—¡Dime eso otra vez!
No me pareció necesario; además, vi que el camarero se estaba acercando.
—Aquí no queremos líos —dijo.
—¿Podría pedirle a este hombre que se marche? —pregunté—. Asegura que es mi hermano gemelo.
Por un instante, Johannes me miró estupefacto, luego me dio un fuerte empujón, a la vez que me soltó la solapa. La silla cayó hacia atrás y, camino del suelo, pensé: Soy demasiado viejo para caerme, seguro que me rompo en pedazos.
Pero fue la silla la que se rompió. Bien es verdad que me golpeé la nuca contra el suelo, pero no dolió demasiado, mas noté espantado que había mojado los pantalones, y estaba tan avergonzado que me quedé un rato con los ojos cerrados tumbado en el suelo, hasta que noté una mano sobre la mejilla y vi varios rostros. Desde la puerta, oí a Johannes gritar que era mi hermano gemelo.
—¿Está usted bien? —preguntó uno de los hombres que se habían inclinado sobre mí.
—Sí, gracias, gracias —contesté, aturdido. Y logré sonreír, seguro de presentar un aspecto horrible. Pero me ayudaron a levantarme, fueron muy serviciales, bueno, directamente amables, y me puse sentimental, dando las gracias a diestro y siniestro.
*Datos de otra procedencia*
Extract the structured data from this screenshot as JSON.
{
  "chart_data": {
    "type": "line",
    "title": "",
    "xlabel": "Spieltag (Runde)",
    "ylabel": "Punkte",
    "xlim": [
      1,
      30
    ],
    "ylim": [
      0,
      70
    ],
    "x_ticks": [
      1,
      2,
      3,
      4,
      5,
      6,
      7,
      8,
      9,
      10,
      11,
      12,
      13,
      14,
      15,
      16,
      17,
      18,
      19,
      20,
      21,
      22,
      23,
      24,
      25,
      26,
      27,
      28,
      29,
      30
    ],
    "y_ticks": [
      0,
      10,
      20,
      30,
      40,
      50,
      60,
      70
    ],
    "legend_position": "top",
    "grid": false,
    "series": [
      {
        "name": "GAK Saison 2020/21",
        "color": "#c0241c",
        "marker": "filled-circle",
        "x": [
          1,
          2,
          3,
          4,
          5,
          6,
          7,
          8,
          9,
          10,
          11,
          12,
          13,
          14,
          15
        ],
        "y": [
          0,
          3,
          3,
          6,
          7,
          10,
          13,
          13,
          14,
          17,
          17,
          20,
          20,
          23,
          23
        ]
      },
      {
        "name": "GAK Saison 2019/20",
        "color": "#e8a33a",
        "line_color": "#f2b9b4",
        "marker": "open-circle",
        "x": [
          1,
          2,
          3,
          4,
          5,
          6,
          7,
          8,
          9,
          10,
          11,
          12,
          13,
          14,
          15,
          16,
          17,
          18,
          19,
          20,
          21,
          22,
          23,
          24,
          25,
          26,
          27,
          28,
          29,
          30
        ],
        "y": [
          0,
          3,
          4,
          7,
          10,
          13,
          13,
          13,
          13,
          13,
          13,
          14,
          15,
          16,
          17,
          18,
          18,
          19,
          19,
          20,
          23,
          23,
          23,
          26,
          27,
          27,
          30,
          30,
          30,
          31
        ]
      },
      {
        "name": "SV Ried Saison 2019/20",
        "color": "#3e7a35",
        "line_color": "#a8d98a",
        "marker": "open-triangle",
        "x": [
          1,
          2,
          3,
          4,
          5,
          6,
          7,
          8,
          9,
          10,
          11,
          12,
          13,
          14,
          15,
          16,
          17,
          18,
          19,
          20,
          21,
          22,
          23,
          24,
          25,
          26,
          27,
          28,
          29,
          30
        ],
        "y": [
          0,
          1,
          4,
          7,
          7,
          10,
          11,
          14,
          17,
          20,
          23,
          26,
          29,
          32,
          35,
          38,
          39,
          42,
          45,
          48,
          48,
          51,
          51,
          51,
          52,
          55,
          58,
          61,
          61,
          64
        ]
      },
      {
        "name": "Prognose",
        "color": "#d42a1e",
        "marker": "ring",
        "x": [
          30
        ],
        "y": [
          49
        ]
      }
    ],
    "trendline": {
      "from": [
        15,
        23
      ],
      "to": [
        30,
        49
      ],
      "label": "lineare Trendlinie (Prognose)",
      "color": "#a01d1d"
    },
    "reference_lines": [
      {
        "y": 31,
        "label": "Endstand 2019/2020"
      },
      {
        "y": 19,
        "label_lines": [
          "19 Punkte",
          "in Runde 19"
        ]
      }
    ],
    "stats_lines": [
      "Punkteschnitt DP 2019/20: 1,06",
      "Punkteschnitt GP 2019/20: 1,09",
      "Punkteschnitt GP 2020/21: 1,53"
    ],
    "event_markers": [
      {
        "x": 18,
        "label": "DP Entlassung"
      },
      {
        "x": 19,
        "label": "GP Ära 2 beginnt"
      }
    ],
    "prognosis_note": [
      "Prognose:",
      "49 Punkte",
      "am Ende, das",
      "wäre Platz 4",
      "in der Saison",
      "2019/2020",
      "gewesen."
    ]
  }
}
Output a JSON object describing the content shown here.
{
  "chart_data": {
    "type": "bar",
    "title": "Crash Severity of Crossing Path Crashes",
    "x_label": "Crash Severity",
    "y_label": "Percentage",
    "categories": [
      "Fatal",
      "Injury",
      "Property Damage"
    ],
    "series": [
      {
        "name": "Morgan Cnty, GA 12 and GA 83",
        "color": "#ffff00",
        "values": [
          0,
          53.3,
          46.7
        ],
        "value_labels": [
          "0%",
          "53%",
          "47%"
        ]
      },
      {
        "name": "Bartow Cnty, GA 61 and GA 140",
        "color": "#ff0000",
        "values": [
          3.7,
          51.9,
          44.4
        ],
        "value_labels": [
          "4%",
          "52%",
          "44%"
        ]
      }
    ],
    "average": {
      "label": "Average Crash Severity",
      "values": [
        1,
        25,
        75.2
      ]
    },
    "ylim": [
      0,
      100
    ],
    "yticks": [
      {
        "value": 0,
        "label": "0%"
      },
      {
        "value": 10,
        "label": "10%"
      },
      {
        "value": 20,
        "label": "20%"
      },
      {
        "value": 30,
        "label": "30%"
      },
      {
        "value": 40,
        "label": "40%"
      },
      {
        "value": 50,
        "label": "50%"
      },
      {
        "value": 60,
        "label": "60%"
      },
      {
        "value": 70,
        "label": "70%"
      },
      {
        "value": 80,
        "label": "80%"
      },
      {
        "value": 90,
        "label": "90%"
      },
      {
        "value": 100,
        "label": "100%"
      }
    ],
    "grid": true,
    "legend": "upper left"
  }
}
Allí estaba sentado como antes, sólo que con los pantalones mojados. A Johannes lo habían echado, pero estaba seguro de que estaría esperándome fuera. Me consolé pensando que aún faltaba mucho para que el café cerrara; tal vez se cansara de esperar y aplazara la venganza para otra ocasión.
Me miré los pantalones. Ay, estaban muy mal. Una gran mancha oscura ante la cual sería incapaz de tomar una actitud racional, por mucho que quisiera. ¡Mi dignidad!, gemí por dentro, aunque no tuviera nada que ver con mi dignidad, sino con mi vanidad.
Se me acercó un hombre. Sería uno de los que se habían inclinado sobre mí, y seguramente también me habría visto echar un miserable vistazo a mis pantalones. Puso un frasco con sobres de sal y pimienta en mi mesa y me dijo que echara sal encima, porque así absorbería la humedad. Imagínese, qué amable por su parte. Me sentí cálido por dentro, y estuve a punto de levantarme y estrecharle la mano, pero temí que no le gustara, de modo que me limité a darle las gracias.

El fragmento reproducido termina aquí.